While Ann Wilson's search for a new kidney started in May, her younger brother recently learned that he needs a different organ to survive.
Arthur Wilson, who is also a professional singer, recently was diagnosed with Alpha-1 Antitrypsin Deficiency, a genetic disorder that occurs from low protein levels in the blood system and can cause lung disease in adults.
The Augusta resident started experiencing symptoms -- beginning as a persistent cough -- in 1999 as he was returning home from Italy, where he sang as the cantor for the High Latin Mass at the Vatican for Pope John Paul II.
After years of misdiagnoses and worsening symptoms, including spouts of pneumonia, doctors finally gave Arthur Wilson a CT scan and blood test that revealed the illness. The upper lobe of his right lung has deteriorated completely, and the rest of his lungs are riddled with holes.
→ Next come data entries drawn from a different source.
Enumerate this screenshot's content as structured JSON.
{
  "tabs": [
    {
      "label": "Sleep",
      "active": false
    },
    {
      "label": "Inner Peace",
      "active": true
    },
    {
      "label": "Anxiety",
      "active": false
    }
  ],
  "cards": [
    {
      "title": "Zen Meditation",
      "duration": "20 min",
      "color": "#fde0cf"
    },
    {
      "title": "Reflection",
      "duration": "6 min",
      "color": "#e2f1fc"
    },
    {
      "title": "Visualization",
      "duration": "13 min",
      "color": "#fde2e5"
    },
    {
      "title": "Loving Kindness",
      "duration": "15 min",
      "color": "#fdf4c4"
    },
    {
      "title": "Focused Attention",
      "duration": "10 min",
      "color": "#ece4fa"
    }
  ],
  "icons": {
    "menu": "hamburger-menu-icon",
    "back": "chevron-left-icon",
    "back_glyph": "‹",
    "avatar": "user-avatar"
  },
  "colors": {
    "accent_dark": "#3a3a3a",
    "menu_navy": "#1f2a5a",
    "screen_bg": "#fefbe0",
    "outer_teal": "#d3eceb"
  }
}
The 51-year-old was given three years to live if he didn't have a lung transplant.
Despite needing an oxygen tank, Arthur remains true to his passion -- singing.
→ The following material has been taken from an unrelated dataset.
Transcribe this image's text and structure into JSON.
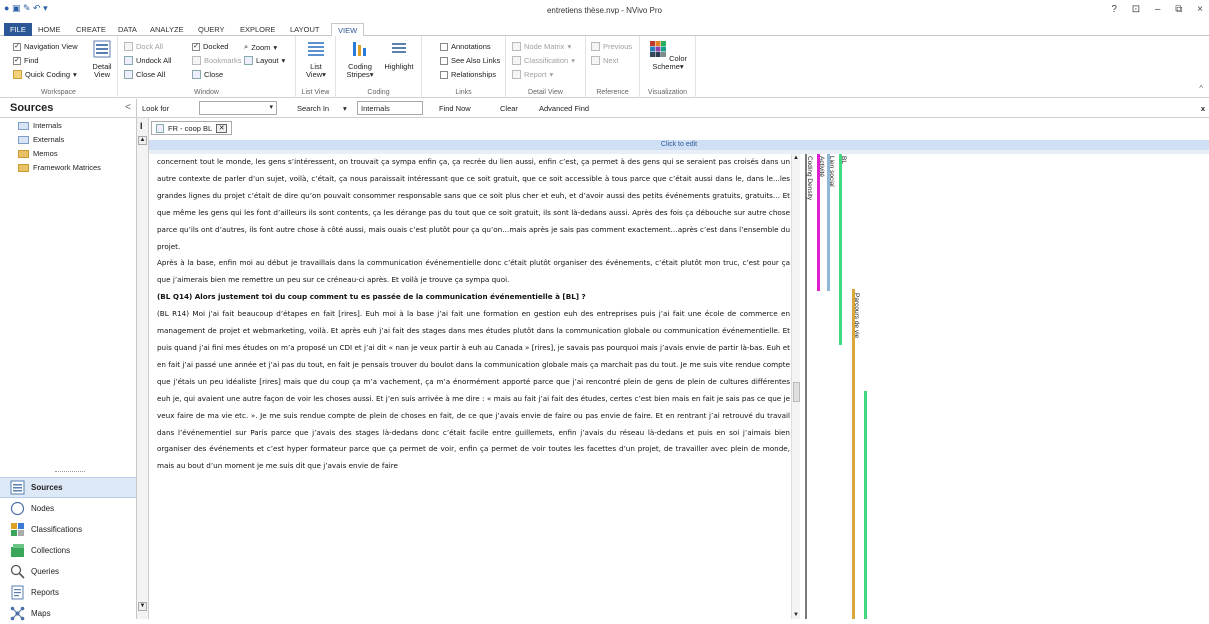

"People don't know I'm sick when I sing," he said.
Arthur started singing as a boy and performed with The Augusta Opera for 19 years. He sings as one of Georgia's 3 Tenors in Augusta.
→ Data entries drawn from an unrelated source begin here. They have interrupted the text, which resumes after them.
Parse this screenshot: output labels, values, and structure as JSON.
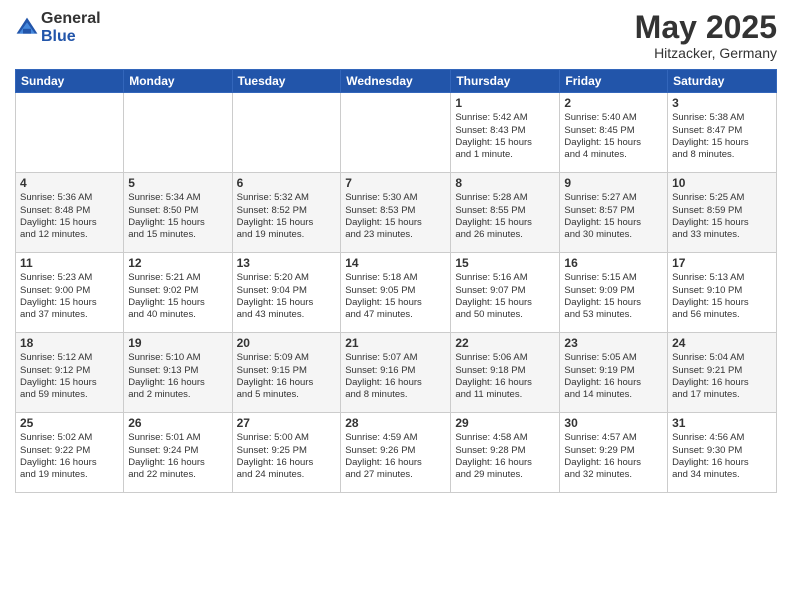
{
  "logo": {
    "general": "General",
    "blue": "Blue"
  },
  "title": "May 2025",
  "subtitle": "Hitzacker, Germany",
  "days_header": [
    "Sunday",
    "Monday",
    "Tuesday",
    "Wednesday",
    "Thursday",
    "Friday",
    "Saturday"
  ],
  "weeks": [
    [
      {
        "day": "",
        "info": ""
      },
      {
        "day": "",
        "info": ""
      },
      {
        "day": "",
        "info": ""
      },
      {
        "day": "",
        "info": ""
      },
      {
        "day": "1",
        "info": "Sunrise: 5:42 AM\nSunset: 8:43 PM\nDaylight: 15 hours\nand 1 minute."
      },
      {
        "day": "2",
        "info": "Sunrise: 5:40 AM\nSunset: 8:45 PM\nDaylight: 15 hours\nand 4 minutes."
      },
      {
        "day": "3",
        "info": "Sunrise: 5:38 AM\nSunset: 8:47 PM\nDaylight: 15 hours\nand 8 minutes."
      }
    ],
    [
      {
        "day": "4",
        "info": "Sunrise: 5:36 AM\nSunset: 8:48 PM\nDaylight: 15 hours\nand 12 minutes."
      },
      {
        "day": "5",
        "info": "Sunrise: 5:34 AM\nSunset: 8:50 PM\nDaylight: 15 hours\nand 15 minutes."
      },
      {
        "day": "6",
        "info": "Sunrise: 5:32 AM\nSunset: 8:52 PM\nDaylight: 15 hours\nand 19 minutes."
      },
      {
        "day": "7",
        "info": "Sunrise: 5:30 AM\nSunset: 8:53 PM\nDaylight: 15 hours\nand 23 minutes."
      },
      {
        "day": "8",
        "info": "Sunrise: 5:28 AM\nSunset: 8:55 PM\nDaylight: 15 hours\nand 26 minutes."
      },
      {
        "day": "9",
        "info": "Sunrise: 5:27 AM\nSunset: 8:57 PM\nDaylight: 15 hours\nand 30 minutes."
      },
      {
        "day": "10",
        "info": "Sunrise: 5:25 AM\nSunset: 8:59 PM\nDaylight: 15 hours\nand 33 minutes."
      }
    ],
    [
      {
        "day": "11",
        "info": "Sunrise: 5:23 AM\nSunset: 9:00 PM\nDaylight: 15 hours\nand 37 minutes."
      },
      {
        "day": "12",
        "info": "Sunrise: 5:21 AM\nSunset: 9:02 PM\nDaylight: 15 hours\nand 40 minutes."
      },
      {
        "day": "13",
        "info": "Sunrise: 5:20 AM\nSunset: 9:04 PM\nDaylight: 15 hours\nand 43 minutes."
      },
      {
        "day": "14",
        "info": "Sunrise: 5:18 AM\nSunset: 9:05 PM\nDaylight: 15 hours\nand 47 minutes."
      },
      {
        "day": "15",
        "info": "Sunrise: 5:16 AM\nSunset: 9:07 PM\nDaylight: 15 hours\nand 50 minutes."
      },
      {
        "day": "16",
        "info": "Sunrise: 5:15 AM\nSunset: 9:09 PM\nDaylight: 15 hours\nand 53 minutes."
      },
      {
        "day": "17",
        "info": "Sunrise: 5:13 AM\nSunset: 9:10 PM\nDaylight: 15 hours\nand 56 minutes."
      }
    ],
    [
      {
        "day": "18",
        "info": "Sunrise: 5:12 AM\nSunset: 9:12 PM\nDaylight: 15 hours\nand 59 minutes."
      },
      {
        "day": "19",
        "info": "Sunrise: 5:10 AM\nSunset: 9:13 PM\nDaylight: 16 hours\nand 2 minutes."
      },
      {
        "day": "20",
        "info": "Sunrise: 5:09 AM\nSunset: 9:15 PM\nDaylight: 16 hours\nand 5 minutes."
      },
      {
        "day": "21",
        "info": "Sunrise: 5:07 AM\nSunset: 9:16 PM\nDaylight: 16 hours\nand 8 minutes."
      },
      {
        "day": "22",
        "info": "Sunrise: 5:06 AM\nSunset: 9:18 PM\nDaylight: 16 hours\nand 11 minutes."
      },
      {
        "day": "23",
        "info": "Sunrise: 5:05 AM\nSunset: 9:19 PM\nDaylight: 16 hours\nand 14 minutes."
      },
      {
        "day": "24",
        "info": "Sunrise: 5:04 AM\nSunset: 9:21 PM\nDaylight: 16 hours\nand 17 minutes."
      }
    ],
    [
      {
        "day": "25",
        "info": "Sunrise: 5:02 AM\nSunset: 9:22 PM\nDaylight: 16 hours\nand 19 minutes."
      },
      {
        "day": "26",
        "info": "Sunrise: 5:01 AM\nSunset: 9:24 PM\nDaylight: 16 hours\nand 22 minutes."
      },
      {
        "day": "27",
        "info": "Sunrise: 5:00 AM\nSunset: 9:25 PM\nDaylight: 16 hours\nand 24 minutes."
      },
      {
        "day": "28",
        "info": "Sunrise: 4:59 AM\nSunset: 9:26 PM\nDaylight: 16 hours\nand 27 minutes."
      },
      {
        "day": "29",
        "info": "Sunrise: 4:58 AM\nSunset: 9:28 PM\nDaylight: 16 hours\nand 29 minutes."
      },
      {
        "day": "30",
        "info": "Sunrise: 4:57 AM\nSunset: 9:29 PM\nDaylight: 16 hours\nand 32 minutes."
      },
      {
        "day": "31",
        "info": "Sunrise: 4:56 AM\nSunset: 9:30 PM\nDaylight: 16 hours\nand 34 minutes."
      }
    ]
  ]
}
Ann Wilson, of Martinez, said she's very thankful that she and her brother have each other and a strong support system of family and caring friends nearby.
"We cry together a lot right now," she said. "We're here for each other."
She said she constantly receives cards from people telling her that the siblings are on their prayer list.
Ann's kidney disease has left her right kidney inoperable and her left kidney functioning at 15 percent.
For years, Ann's kidney functions have remained stable, but her levels started to decline this year. That prompted doctors to recommend dialysis for the 61-year-old. Ann told them dialysis wouldn't fit her lifestyle and opted to find a donor.
Five friends have offered to donate a kidney for her. Out looks to be a promising candidate, and Ann will soon find out if she's a match.
"I never knew what a roller coaster ride it is," she said.
Arthur and Ann want to raise awareness about their disorders.
Arthur said Alpha-1 can be quickly detected by a simple blood test. Ann wants others to know that kidney donors need only the same blood type as the recipient.
The surgery, she said, is performed at no cost to the donor.
In coming weeks, Arthur hopes to be put on the lung transplant list. He's also considering becoming part of a study in Charleston, S.C., testing a drug for the disorder.
Ann is optimistic that she could have a new kidney by Thanksgiving.
Because many people choose to name their kidney after undergoing surgery, she said she has the perfect name already selected.
"I may have to name it Turkey," she said. "I'd be thankful to do that."